Dan ketika Kim Yang Erl melakukan kesalahan kecil dalam pentas tempo hari, Arum pun mengurai alasan sepanjang Sungai Nil untuk mendepak gadis Korea itu dari keanggotaan KLB. Heh, dianggapnya kesalahan kecil itu sebagai kiamat bagi KLB!
Tapi tentu saja saya menampik kehendaknya yang tidak beralasan itu. Atas dasar apa saya bisa mendepak Kim Yang Erl yang sudah masuk sebagai anggota KLB melalui prosedur sahih? Padahal sebagai ketua generasi pertama KLB, saya justru dituntut untuk senantiasa bersikap adil tanpa membeda-bedakan warna rambut!
Namun Arum tidak mau tahu! Dia terus saja mendesak sehingga malah membuat saya antipati padanya. Kalau disuruh memilih untuk mendepak siapa, justru yang akan saya depak adalah Arum! Fase penyakit cemburunya itu sudah pada stadium akut!
“Dia…”
“Sudahlah. Jangan memperpanjang kesalahan kecilnya tempo hari menjadi masalah besar, Arum!”
“Aku sudah tidak tahan melihat tingkahnya….”
“Jangan karena masalah sepele sehingga kita bertengkar terus.”
“Aku juga sebenarnya tidak kepingin bertengkar, kok!”
“Aku harap kita bisa kompakan lagi seperti dulu, Arum.”
“Tentu saja bisa kalau tidak ada yang namanya Kim Yang Erl.”
“Jangan mendesakku untuk mendepak anak diplomat Korsel itu.”
“Sudah kuduga kamu tidak bakalan mau!”
“Aku tidak punya alasan….”
“Tidak perlu alasan apa-apa untuk mendepak anak ganjen itu!”
Saya mengusap wajah. Entah harus mengurai kalimat bijak apa untuk menggebah keinginan Arum yang tidak sehat itu. Saya bangkit dari bersila, keluar dari pendopo dengan langkah gamang.

***

Kelompok Lima Bintang mulanya berjumlah lima orang. Saya, Bramana Sanjaya, Arum Sanggarwati, Bernardus Tito Chekov, Chiang Kok Wui, dan Erika Danny Emanuel alias Ede. Semuanya merupakan sahabat satu sekolah sejak SMP. Memasuki usianya yang keempat, KLB berkembang menjadi kelompok kesenian profesional. Padahal, mulanya kelompok ini hanyalah sebuah geng biasa. Tanpa bertujuan apa-apa selain sekadar mengikat tali persahabatan saja. Perjalanan KLB mulai berubah menjadi kelompok kesenian, sanggar, setelah SMP kami mengadakan acara perpisahan sekolah. Arum mengusulkan agar KLB mempersembahkan sebuah tarian kontemporer yang dibawakan oleh kami sendiri.
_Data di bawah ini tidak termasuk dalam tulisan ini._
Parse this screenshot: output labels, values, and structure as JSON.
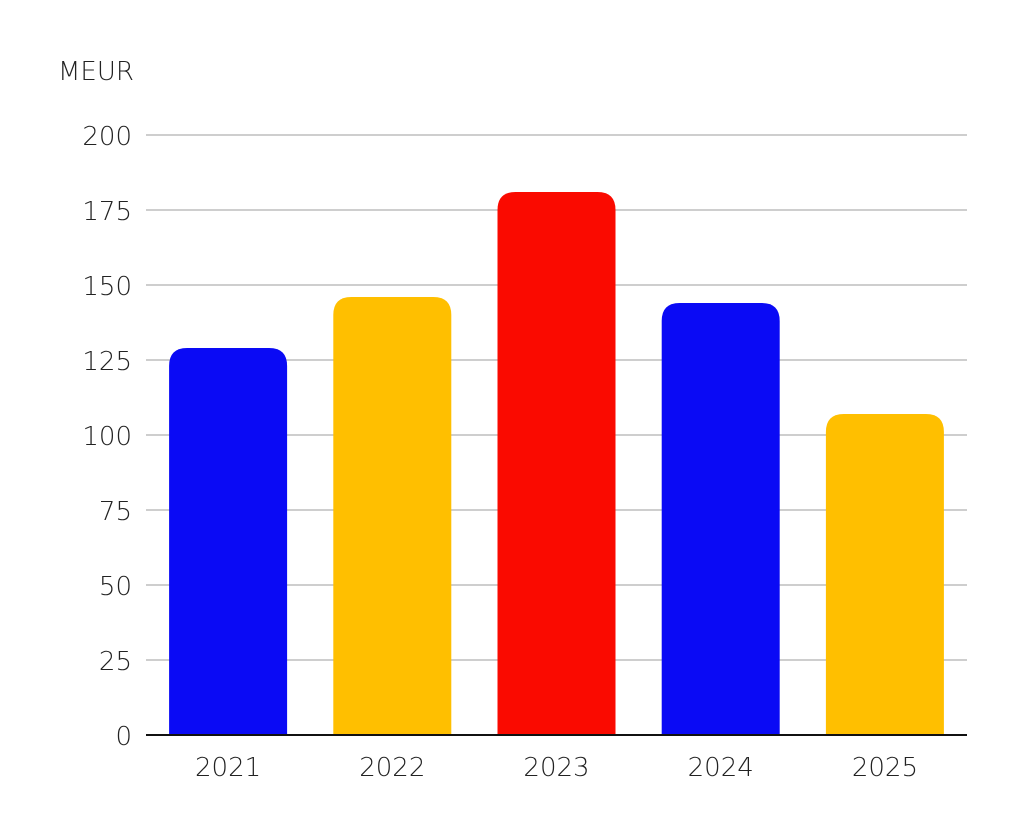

Perjalanan itu pun berkembang lebih jauh karena KLB sudah kadung dikenal sebagai kelompok tari remaja meski belum dalam taraf profesional. Semua berkat keberhasilan kami dalam acara perpisahan sekolah lalu. Tahun kedua keberadaan KLB, sudah dilakukan pembenahan organisasi melalui sistem manajerial, agar KLB dapat terus eksis melalui swadaya sendiri. Karena selama ini KLB hidup dari subsidi patungan lima orang anggota inti.
Akhirnya KLB menerima anggota baru sebagai bagian dari pengembangan. Selain hidup dari iuran anggota sebagai sanggar tari, KLB juga mengajukan proposal pentas ke event-event organizer. Dari fee hasil pentas-pentas yang kami lakukan itulah maka kelangsungan hidup KLB dapat terus berjalan.
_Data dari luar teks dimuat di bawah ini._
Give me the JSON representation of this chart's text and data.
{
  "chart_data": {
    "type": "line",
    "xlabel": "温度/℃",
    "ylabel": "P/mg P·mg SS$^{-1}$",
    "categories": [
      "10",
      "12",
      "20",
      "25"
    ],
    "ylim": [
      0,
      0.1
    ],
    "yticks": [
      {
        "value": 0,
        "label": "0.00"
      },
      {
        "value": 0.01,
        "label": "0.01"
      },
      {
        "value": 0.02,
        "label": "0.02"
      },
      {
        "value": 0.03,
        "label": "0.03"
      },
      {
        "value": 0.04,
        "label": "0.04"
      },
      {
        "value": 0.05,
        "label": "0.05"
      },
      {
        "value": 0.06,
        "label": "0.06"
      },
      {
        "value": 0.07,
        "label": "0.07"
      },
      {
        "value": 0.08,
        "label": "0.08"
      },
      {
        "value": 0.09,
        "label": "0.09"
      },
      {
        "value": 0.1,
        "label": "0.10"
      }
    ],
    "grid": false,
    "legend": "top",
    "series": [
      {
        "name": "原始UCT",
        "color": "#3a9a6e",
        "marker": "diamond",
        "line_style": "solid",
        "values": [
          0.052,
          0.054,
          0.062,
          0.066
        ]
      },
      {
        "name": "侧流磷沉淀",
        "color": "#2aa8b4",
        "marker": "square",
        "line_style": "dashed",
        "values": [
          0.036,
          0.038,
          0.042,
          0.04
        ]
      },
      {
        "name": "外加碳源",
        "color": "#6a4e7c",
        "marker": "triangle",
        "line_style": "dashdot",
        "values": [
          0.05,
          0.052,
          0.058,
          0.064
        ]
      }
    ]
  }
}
Saya akui Arum punya peranan besar dalam perkembangan KLB. Selain gape sebagai koreografer, dia juga smart dalam melobi instansi yang hendak mengadakan pertunjukan suatu acara. Seperti di ambasade Korea Selatan dua bulan lalu. KLB sukses mewakili Indonesia dalam Festival Tarian Kontemporer di Seoul, Korea Selatan.
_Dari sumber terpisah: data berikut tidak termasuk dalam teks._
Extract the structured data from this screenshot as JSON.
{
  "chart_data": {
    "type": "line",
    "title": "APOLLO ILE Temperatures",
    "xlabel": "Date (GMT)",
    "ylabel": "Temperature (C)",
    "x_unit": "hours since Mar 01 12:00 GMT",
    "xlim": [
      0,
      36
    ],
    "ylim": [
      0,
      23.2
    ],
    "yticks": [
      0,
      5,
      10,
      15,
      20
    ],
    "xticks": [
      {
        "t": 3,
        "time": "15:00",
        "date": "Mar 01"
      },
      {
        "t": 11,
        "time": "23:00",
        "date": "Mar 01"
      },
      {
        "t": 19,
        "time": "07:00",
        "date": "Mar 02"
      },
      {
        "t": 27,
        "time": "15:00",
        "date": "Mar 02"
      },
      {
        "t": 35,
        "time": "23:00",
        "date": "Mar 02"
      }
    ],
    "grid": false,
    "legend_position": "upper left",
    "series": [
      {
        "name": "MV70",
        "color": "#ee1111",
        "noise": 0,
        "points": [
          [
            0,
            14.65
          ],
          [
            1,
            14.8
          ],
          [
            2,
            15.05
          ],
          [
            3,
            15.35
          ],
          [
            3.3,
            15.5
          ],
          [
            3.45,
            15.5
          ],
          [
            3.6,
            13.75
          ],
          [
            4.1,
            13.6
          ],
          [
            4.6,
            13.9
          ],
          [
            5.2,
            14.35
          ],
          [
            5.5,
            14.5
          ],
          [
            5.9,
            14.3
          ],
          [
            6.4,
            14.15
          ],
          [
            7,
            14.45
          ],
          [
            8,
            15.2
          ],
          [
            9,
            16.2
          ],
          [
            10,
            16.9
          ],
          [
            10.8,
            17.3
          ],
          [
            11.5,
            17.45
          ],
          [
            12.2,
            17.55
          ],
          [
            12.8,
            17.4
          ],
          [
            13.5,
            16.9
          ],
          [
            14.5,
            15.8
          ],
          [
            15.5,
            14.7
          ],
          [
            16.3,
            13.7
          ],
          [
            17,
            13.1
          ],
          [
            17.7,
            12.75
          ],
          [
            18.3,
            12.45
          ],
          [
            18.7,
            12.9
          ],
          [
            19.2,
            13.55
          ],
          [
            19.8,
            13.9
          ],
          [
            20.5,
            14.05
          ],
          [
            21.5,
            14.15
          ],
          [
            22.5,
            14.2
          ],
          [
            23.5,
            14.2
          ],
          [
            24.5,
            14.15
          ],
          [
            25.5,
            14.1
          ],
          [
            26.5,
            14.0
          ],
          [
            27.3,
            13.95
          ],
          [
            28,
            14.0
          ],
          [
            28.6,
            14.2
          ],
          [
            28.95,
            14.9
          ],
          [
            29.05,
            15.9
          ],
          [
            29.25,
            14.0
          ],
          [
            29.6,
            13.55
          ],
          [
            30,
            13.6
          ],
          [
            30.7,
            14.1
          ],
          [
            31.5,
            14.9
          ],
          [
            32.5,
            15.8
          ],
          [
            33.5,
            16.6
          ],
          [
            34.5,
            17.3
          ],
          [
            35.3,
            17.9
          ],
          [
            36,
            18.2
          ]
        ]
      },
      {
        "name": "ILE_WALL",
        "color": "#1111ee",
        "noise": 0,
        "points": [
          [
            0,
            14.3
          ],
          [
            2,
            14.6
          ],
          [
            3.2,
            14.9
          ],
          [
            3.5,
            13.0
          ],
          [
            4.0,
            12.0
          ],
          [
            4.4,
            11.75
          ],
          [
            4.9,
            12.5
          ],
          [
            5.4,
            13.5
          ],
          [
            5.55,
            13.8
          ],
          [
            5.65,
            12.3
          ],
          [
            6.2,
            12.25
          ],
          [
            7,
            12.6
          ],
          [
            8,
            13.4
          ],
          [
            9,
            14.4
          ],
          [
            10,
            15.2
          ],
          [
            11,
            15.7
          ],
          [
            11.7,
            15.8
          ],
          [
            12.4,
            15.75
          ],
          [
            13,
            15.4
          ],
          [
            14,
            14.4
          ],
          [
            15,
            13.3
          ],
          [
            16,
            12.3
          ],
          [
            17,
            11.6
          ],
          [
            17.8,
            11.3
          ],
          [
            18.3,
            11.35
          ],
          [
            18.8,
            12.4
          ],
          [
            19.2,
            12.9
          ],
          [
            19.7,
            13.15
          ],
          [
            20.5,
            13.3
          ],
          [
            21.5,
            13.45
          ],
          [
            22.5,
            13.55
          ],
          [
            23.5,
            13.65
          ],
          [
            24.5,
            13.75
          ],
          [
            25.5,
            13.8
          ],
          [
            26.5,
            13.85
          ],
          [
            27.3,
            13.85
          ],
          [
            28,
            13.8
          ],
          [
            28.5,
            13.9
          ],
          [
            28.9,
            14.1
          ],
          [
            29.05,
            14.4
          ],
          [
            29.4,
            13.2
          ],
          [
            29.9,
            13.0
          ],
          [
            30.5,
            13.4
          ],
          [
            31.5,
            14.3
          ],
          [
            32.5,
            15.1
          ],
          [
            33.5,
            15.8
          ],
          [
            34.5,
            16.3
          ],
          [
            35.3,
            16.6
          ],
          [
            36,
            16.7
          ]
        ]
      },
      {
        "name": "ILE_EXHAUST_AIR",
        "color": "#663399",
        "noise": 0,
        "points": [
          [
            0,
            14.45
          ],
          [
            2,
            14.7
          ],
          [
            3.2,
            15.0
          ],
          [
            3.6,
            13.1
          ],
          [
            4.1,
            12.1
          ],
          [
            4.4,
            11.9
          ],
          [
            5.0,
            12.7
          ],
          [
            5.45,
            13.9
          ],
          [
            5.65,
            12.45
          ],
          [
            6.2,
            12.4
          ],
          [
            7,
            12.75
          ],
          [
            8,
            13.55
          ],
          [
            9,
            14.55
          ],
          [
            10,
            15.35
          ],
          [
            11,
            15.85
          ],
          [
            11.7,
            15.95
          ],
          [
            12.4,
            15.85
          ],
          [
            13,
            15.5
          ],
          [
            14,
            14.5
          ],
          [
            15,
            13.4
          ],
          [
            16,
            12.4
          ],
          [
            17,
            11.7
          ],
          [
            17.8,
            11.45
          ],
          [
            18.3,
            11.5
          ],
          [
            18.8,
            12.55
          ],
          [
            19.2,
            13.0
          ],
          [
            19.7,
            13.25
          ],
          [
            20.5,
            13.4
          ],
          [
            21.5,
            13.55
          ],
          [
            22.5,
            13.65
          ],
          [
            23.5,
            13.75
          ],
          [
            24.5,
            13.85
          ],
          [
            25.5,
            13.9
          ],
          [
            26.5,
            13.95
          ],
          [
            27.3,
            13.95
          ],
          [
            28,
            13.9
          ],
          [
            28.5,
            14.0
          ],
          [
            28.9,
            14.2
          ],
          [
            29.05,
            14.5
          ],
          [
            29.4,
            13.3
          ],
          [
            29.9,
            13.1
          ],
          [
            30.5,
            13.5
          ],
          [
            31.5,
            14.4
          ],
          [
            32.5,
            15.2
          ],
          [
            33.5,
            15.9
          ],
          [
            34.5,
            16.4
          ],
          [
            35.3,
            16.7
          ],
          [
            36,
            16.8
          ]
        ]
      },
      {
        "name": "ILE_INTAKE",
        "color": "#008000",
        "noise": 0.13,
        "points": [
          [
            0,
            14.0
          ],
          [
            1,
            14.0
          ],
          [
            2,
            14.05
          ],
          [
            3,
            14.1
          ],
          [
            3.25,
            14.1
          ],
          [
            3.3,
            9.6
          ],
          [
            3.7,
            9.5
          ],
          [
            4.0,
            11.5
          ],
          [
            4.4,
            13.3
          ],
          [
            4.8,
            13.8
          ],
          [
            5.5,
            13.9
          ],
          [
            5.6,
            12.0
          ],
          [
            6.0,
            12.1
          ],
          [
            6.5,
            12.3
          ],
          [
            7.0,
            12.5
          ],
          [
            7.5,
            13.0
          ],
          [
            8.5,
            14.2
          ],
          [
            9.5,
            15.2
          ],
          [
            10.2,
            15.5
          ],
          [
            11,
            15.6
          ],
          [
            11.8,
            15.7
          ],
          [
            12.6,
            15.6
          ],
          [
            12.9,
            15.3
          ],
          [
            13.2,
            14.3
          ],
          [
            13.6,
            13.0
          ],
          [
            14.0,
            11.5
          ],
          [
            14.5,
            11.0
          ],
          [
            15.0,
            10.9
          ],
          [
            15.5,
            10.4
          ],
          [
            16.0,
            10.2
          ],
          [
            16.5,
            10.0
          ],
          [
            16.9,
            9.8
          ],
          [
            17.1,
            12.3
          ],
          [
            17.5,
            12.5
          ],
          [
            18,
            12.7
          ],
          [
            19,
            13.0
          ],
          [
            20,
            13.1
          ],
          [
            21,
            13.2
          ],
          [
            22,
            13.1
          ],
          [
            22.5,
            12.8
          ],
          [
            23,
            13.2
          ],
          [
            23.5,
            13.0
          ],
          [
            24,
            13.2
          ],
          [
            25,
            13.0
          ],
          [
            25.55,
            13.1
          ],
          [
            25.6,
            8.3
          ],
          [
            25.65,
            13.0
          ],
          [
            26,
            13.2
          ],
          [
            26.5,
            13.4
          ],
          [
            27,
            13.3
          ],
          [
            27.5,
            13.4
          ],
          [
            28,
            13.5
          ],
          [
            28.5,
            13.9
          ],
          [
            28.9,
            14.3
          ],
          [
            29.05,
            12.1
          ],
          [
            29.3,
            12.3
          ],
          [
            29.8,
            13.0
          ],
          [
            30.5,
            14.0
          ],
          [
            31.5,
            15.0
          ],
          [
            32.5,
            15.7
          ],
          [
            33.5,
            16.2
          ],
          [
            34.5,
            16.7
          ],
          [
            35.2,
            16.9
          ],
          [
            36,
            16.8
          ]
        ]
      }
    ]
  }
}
Di situlah awalnya perkenalan kami dengan Kim Yang Erl. Gadis itu merupakan putri kedua diplomat Korsel di Jakarta. Waktu itu dia tampil mewakili Korsel dengan tarian tradisional-modern. Perkenalan itu berlanjut lebih jauh setelah secara resmi dia mendaftarkan diri sebagai anggota KLB yang baru.
“I want learn Indonesian dance’s. I want learn any dance’s in the whole wide world!”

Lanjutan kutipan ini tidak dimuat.